LAUSR

Abstract Plastic deformation mechanisms in metal–metal nanolayer composites (nanolaminates) have been studied extensively during the last decade. It has been observed that, for the case of metal–metal nanolaminates with a semicoherent interface, such as Cu / Nb , low interface shear strength increases the interface barrier to dislocation crossing, which improves nanolaminate plasticity. In this study, we use Cu (63 nm)/ Nb (63 nm) accumulative roll-bonded nanolaminates, which have a large anisotropy of the interface shear strength between rolling and transverse directions (RD and TD, respectively), to study the effect of interface shear strength on the failure in metal–metal nanolaminates with a semicoherent interface during in situ clamped beam bending. Further, finite element analysis is used to understand the observed behavior. The results show a substantial difference between the fracture behaviors along the RD and TD owing to differences in the interface shear strength and grain size.
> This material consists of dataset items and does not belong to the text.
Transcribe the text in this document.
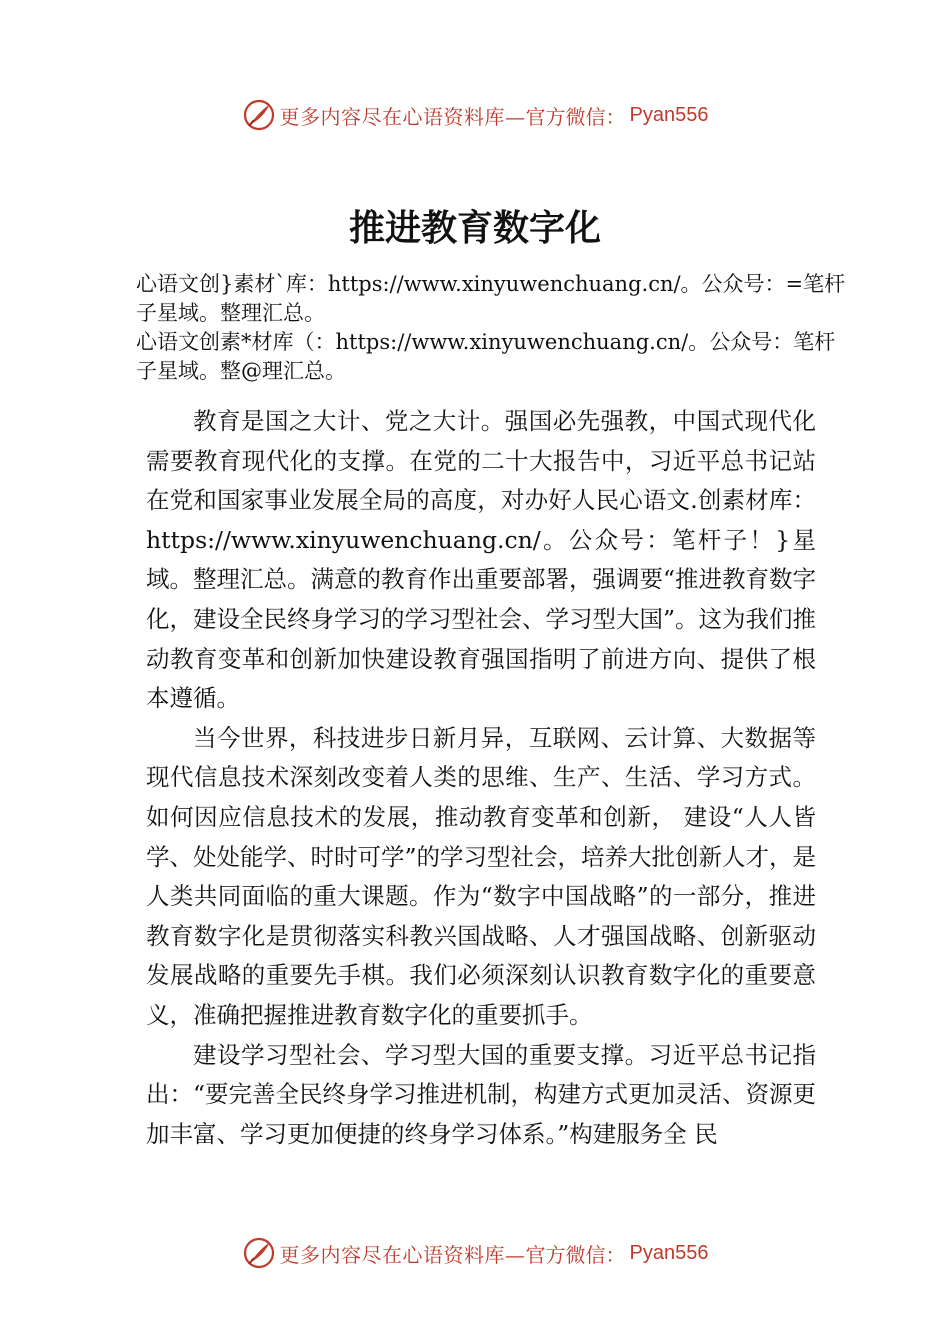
更多内容尽在心语资料库— 官方微信： Pyan556
推进教育数字化
心语文创}素材`库：https://www.xinyuwenchuang.cn/。公众号：=笔杆子星域。整理汇总。
心语文创素*材库（：https://www.xinyuwenchuang.cn/。公众号：笔杆子星域。整@理汇总。

教育是国之大计、党之大计。强国必先强教，中国式现代化需要教育现代化的支撑。在党的二十大报告中，习近平总书记站在党和国家事业发展全局的高度，对办好人民心语文.创素材库：https://www.xinyuwenchuang.cn/。公众号：笔杆子！}星域。整理汇总。满意的教育作出重要部署，强调要“推进教育数字化，建设全民终身学习的学习型社会、学习型大国”。这为我们推动教育变革和创新加快建设教育强国指明了前进方向、提供了根本遵循。

当今世界，科技进步日新月异，互联网、云计算、大数据等现代信息技术深刻改变着人类的思维、生产、生活、学习方式。如何因应信息技术的发展，推动教育变革和创新， 建设“人人皆学、处处能学、时时可学”的学习型社会，培养大批创新人才，是人类共同面临的重大课题。作为“数字中国战略”的一部分，推进教育数字化是贯彻落实科教兴国战略、人才强国战略、创新驱动发展战略的重要先手棋。我们必须深刻认识教育数字化的重要意义，准确把握推进教育数字化的重要抓手。

建设学习型社会、学习型大国的重要支撑。习近平总书记指出：“要完善全民终身学习推进机制，构建方式更加灵活、资源更加丰富、学习更加便捷的终身学习体系。”构建服务全 民

更多内容尽在心语资料库— 官方微信： Pyan556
For the RD beams, the slip bands originate from the Nb layers at the notch/crack tip followed by crack propagation along these bands. For the TD beams, the crack propagation is inhibited by interface shear. We suggest that shear bands form subsequently through the beam and lead to the final beam failure. However, under the assumption of the presence of the grain boundaries near the stress concentration zone, the interface shear in the TD beams could be inhibited. In this case, the crack growth can be attributed to the formation of microcracks at grain boundaries beside the main crack.